The other interesting aspect in the book is where Steffens says racism was rampant in those days, and the light-skinned leaders of the country were deeply influenced by four hundred years of British colonial rule.

For Bob, Steffens writes, ‘his colour seemed to be an impediment wherever he turned, causing him to turn inward, a solitary soul relying on his own inner strengths. Even more significantly, the rejection by his father weighed heavily on him throughout his life’.

Reggae music popularised Rastafarian way of life and Bob has a bigger portion of credit for introducing it to the rest of the world. The book also captures how Rastafarian livity came about while Bob Marley and his colleagues were about to set up themselves, musically.
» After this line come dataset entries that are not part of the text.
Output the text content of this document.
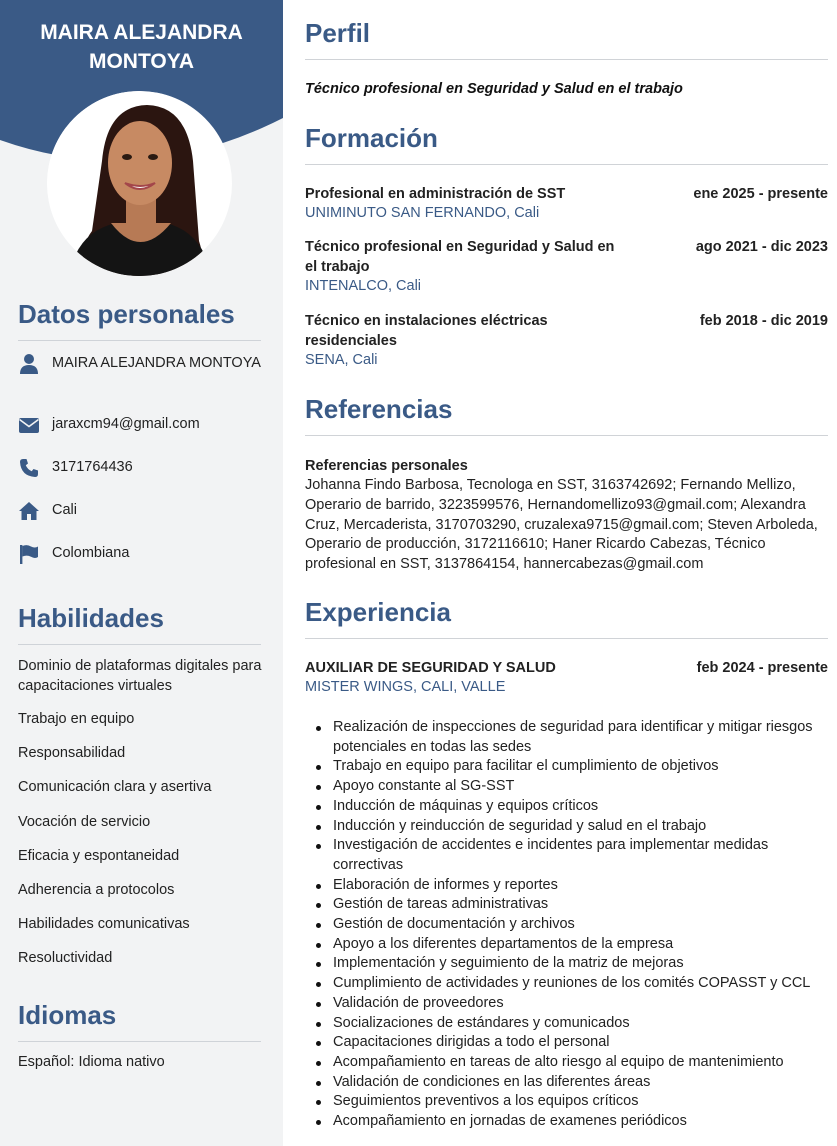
MAIRA ALEJANDRA MONTOYA
Datos personales
MAIRA ALEJANDRA MONTOYA
jaraxcm94@gmail.com
3171764436
Cali
Colombiana
Habilidades
Dominio de plataformas digitales para capacitaciones virtuales
Trabajo en equipo
Responsabilidad
Comunicación clara y asertiva
Vocación de servicio
Eficacia y espontaneidad
Adherencia a protocolos
Habilidades comunicativas
Resoluctividad
Idiomas
Español: Idioma nativo
Perfil
Técnico profesional en Seguridad y Salud en el trabajo
Formación
Profesional en administración de SST	ene 2025 - presente
UNIMINUTO SAN FERNANDO, Cali
Técnico profesional en Seguridad y Salud en el trabajo
ago 2021 - dic 2023
INTENALCO, Cali
Técnico en instalaciones eléctricas residenciales
feb 2018 - dic 2019
SENA, Cali
Referencias
Referencias personales
Johanna Findo Barbosa, Tecnologa en SST, 3163742692; Fernando Mellizo, Operario de barrido, 3223599576, Hernandomellizo93@gmail.com; Alexandra Cruz, Mercaderista, 3170703290, cruzalexa9715@gmail.com; Steven Arboleda, Operario de producción, 3172116610; Haner Ricardo Cabezas, Técnico profesional en SST, 3137864154, hannercabezas@gmail.com
Experiencia
AUXILIAR DE SEGURIDAD Y SALUD	feb 2024 - presente
MISTER WINGS, CALI, VALLE
Realización de inspecciones de seguridad para identificar y mitigar riesgos potenciales en todas las sedes
Trabajo en equipo para facilitar el cumplimiento de objetivos
Apoyo constante al SG-SST
Inducción de máquinas y equipos críticos
Inducción y reinducción de seguridad y salud en el trabajo
Investigación de accidentes e incidentes para implementar medidas correctivas
Elaboración de informes y reportes
Gestión de tareas administrativas
Gestión de documentación y archivos
Apoyo a los diferentes departamentos de la empresa
Implementación y seguimiento de la matriz de mejoras
Cumplimiento de actividades y reuniones de los comités COPASST y CCL
Validación de proveedores
Socializaciones de estándares y comunicados
Capacitaciones dirigidas a todo el personal
Acompañamiento en tareas de alto riesgo al equipo de mantenimiento
Validación de condiciones en las diferentes áreas
Seguimientos preventivos a los equipos críticos
Acompañamiento en jornadas de examenes periódicos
Writes Steffens: “They (Rastas) had their own language, too, based on the holy trinity of word, sound and power. One conceives the word and when it is sounded from a pure heart it is the very power of creation itself. “Weakheart conception haffe drop,”
goes one of their favourite expressions. That is, if you have an impure motive, whatever you are saying is doomed to death and destruction. Everything in the Rasta lingua must therefore be positive and constructive. And there must be no separation among mankind—thus the locution “I and I,” meaning you and I, God and I, God in I, because we are all one manifestation of the true and living God. “Yes I,” say the Rasta, because they are really talking to themselves.”

He further explains: “Thus, there are no plurals in Rasta-speak, underlining the “I”-nity of all. They don’t go to a university but to an iniversity; nor would they visit a library, rather a true-brary, because lies lie buried in a lie-brary.”